Pearson Education, 2011. — 406 p.
Based on the most current release of LabVIEW, LabVIEW for Engineers is designed for readers with little to no experience using LabVIEW.
In the past, LabVIEW was just a graphical programming language that was developed to make it easier to collect data from laboratory instruments using data acquisition systems. LabVIEW was always easy to use once you got used to wiring connectors to write your computer programs, and it definitely makes data acquisition an easier task than without LabVIEW, but LabVIEW is not just for data acquisition any more.

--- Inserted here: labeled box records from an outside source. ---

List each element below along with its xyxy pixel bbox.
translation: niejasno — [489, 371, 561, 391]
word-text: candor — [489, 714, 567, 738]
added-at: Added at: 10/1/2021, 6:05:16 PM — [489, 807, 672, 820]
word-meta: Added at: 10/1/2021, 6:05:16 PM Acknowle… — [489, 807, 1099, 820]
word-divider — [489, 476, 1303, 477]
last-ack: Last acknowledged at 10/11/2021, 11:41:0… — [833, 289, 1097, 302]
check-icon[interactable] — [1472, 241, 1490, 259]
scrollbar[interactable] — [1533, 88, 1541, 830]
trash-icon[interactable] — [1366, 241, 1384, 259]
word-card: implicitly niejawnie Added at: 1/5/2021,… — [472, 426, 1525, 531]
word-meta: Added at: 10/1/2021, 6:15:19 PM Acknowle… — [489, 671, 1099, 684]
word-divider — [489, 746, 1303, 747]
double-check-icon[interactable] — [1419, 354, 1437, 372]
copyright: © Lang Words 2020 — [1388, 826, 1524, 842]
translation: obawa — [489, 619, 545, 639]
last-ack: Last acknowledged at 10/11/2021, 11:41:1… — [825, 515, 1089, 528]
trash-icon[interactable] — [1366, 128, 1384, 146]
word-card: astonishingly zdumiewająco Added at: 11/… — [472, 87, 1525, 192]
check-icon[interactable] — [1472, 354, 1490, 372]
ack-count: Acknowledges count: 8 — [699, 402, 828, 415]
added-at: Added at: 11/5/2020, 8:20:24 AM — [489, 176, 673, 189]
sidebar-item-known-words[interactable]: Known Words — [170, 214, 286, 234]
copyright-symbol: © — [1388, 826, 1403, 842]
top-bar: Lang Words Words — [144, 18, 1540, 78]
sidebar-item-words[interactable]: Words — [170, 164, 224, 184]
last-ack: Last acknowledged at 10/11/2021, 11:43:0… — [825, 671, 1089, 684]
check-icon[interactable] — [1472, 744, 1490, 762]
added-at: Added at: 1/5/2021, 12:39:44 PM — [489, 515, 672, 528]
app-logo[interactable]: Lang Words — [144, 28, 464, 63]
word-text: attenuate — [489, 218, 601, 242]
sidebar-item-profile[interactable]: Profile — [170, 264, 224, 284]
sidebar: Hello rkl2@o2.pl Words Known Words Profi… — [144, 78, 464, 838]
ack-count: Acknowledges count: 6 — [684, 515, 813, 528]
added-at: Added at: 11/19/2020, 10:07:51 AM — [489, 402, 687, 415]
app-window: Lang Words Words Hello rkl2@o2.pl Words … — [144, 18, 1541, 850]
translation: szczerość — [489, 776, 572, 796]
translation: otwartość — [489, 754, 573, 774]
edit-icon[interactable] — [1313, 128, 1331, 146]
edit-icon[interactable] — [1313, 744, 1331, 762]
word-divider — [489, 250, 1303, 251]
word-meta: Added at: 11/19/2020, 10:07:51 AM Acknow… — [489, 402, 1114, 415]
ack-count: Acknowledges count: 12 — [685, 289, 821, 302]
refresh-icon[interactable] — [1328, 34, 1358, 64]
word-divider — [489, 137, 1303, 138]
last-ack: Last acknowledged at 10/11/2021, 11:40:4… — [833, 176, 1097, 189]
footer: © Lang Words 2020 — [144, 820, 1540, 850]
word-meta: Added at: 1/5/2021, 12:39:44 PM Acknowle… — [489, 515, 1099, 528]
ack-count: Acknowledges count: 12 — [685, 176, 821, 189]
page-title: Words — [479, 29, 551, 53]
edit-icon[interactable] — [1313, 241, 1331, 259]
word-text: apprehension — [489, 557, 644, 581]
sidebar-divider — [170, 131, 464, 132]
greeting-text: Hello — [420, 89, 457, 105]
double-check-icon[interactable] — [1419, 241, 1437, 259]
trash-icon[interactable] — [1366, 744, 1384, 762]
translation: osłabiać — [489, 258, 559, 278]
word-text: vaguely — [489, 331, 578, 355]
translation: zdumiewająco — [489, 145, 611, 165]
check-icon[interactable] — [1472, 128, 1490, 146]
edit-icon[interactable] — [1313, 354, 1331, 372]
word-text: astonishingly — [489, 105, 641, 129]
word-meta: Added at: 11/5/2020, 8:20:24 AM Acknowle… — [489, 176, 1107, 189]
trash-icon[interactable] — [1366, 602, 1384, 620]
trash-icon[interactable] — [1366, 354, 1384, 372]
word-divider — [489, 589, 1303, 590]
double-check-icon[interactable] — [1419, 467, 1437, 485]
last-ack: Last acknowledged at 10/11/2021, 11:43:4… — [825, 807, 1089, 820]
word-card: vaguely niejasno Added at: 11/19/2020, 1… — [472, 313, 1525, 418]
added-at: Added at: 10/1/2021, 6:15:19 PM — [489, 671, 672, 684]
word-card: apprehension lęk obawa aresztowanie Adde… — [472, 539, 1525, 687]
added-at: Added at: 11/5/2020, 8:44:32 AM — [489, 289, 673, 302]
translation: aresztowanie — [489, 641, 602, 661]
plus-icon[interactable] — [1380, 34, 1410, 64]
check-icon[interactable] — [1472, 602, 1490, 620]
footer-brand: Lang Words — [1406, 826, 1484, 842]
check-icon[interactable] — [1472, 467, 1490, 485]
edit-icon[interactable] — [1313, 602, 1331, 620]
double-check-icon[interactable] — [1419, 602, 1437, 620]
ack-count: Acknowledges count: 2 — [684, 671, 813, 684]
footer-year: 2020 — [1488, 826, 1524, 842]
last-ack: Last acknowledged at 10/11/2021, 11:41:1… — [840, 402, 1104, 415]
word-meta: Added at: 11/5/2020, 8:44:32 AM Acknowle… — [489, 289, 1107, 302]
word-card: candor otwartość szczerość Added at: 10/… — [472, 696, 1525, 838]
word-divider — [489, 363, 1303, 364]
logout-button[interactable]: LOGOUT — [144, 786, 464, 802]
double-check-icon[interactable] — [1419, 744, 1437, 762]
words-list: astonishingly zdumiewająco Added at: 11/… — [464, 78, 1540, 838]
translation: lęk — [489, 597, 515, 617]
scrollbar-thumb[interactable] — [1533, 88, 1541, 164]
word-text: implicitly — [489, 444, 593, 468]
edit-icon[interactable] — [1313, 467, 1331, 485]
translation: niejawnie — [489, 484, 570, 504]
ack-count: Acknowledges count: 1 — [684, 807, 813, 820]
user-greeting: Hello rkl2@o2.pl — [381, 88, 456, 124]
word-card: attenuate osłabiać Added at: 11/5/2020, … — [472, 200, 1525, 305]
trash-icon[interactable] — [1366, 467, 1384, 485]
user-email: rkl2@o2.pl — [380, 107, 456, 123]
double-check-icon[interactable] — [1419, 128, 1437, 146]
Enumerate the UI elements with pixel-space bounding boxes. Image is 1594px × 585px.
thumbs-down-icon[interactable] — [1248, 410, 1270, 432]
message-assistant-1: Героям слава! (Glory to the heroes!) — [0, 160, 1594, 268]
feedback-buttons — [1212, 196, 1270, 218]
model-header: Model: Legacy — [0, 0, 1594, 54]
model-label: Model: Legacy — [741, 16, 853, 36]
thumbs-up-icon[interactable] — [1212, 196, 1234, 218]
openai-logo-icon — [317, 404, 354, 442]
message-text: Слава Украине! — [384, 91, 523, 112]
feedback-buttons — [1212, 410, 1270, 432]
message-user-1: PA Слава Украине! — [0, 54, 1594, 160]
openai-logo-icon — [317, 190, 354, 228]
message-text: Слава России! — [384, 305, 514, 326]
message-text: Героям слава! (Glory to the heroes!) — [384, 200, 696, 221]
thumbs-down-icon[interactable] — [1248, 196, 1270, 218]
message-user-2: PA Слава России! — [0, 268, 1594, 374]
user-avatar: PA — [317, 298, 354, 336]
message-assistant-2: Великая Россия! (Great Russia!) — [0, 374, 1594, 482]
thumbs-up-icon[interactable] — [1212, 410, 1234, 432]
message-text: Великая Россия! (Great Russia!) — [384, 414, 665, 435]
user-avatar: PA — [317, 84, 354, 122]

LabVIEW can be used to perform the following:
acquire data from instruments
process data (e.g., filtering, transforms)
analyze data
control instruments and equipment
For engineers, LabVIEW makes it possible to bring information from the outside world into a computer, make decisions based on the acquired data, and send computed results back into the world to control the way a piece of equipment operates.
As an example, the LabVIEW program (front panel) shown in Figure 1.1 reads a process measurement (a temperature value) from a piece of equipment, compares the measured process temperature with the desired temperature (called a setpoint), and outputs a signal to a controller to try to control the temperature at the setpoint value. You can see in Figure 1.1 that when the temperature went above setpoint, the controller output decreased. This causes a valve on a heat source to close (partially) to bring the temperature back to setpoint.